"Maybe, the politicians should just get together and smoke some grass."

Naama

Location: Dag Al-Hayam Restaurant, Beit Yanai

Age: 38

The encounter: We were at this outdoors beachside restaurant for a birthday celebration. It was windy, the restaurant was crowded, and the kitchen was backlogged. As I watched Naama, the shift supervisor, go from table to table trying to calm irritated customers, I felt for her. I have worked as a waiter, and I know the stress of having to keep smiling while a crowd of hungry people takes out their anger on you. Later, when the pressure had let up, I snuck away from the party to talk to Naama.

What are you doing here right now?
I'm the supervisor at this restaurant. I have two additional jobs: I also run horse stables and I work as a tour guide for Israeli and foreign tour groups. Everybody asks me how I manage to have three jobs.  I don’t know.

Can you tell me a bit about your family?
I am divorced and have a nine-year-old daughter.

Where is your family from?
My mom’s family is from Yemen, or actually from Aden, which, back then, was still a separate country. My mom was born in Israel, but some of her older siblings where born there. My dad’s was born in Czechoslovakia and came to Israel when he was three, in the early 1950s. They were Holocaust survivors. My grandfather was in the resistance, and my grandmother was in a concentration camp. After the war, they had the choice between going to Israel or to the US. Israel was the promised land, the Jewish State, so they came here.
For my Yemenite family... I think Israel had been a dream for many generations. “Next year in Jerusalem,” is what the Jews used to say. And then suddenly it was possible! For the immigrants of my grandparents’ generation, living in a Jewish country was a life-long fantasy. Today’s immigrants aren’t as idealistic. 

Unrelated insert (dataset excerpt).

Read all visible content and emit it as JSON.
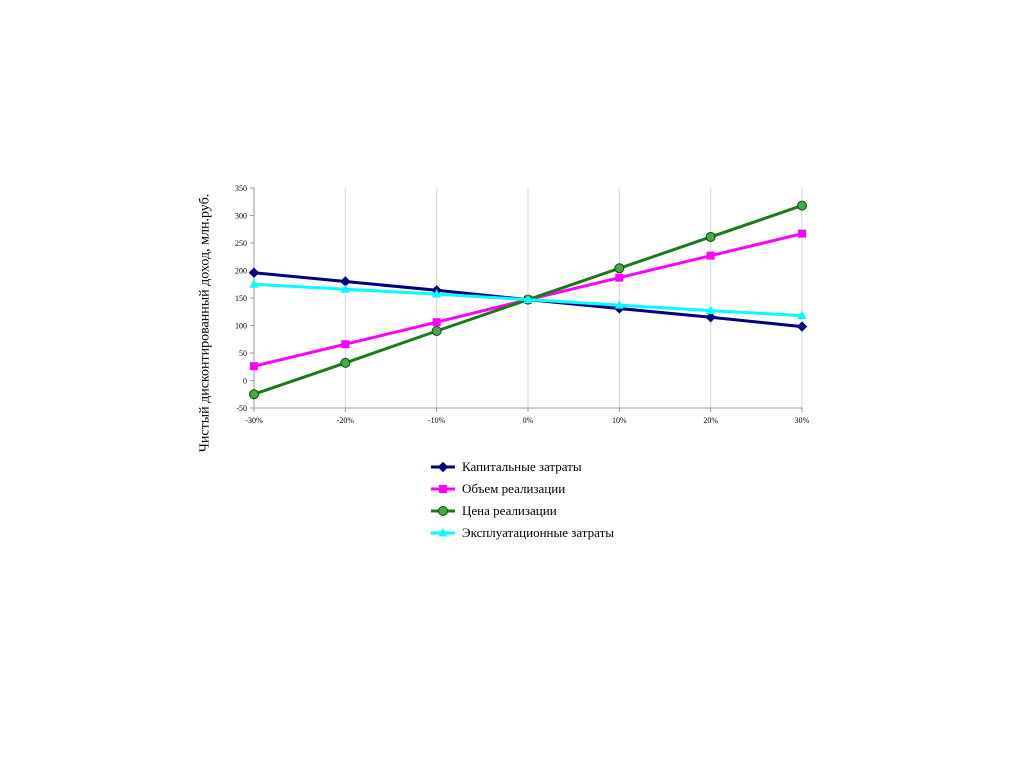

What are your hopes and expectations for the future of this land?
I don’t want to expect anything, because I don’t want to be disappointed. But I hope we can reach some kind of peace, or just a better quality of life. I wish it was easier to make ends meet and to live here without constant financial stress and worries about the security situation. But I don’t know how that can happen. It’s so complicated! Maybe, the politicians should just get together and smoke some grass. No, seriously, I just hope that the people who lead us will make the right decisions.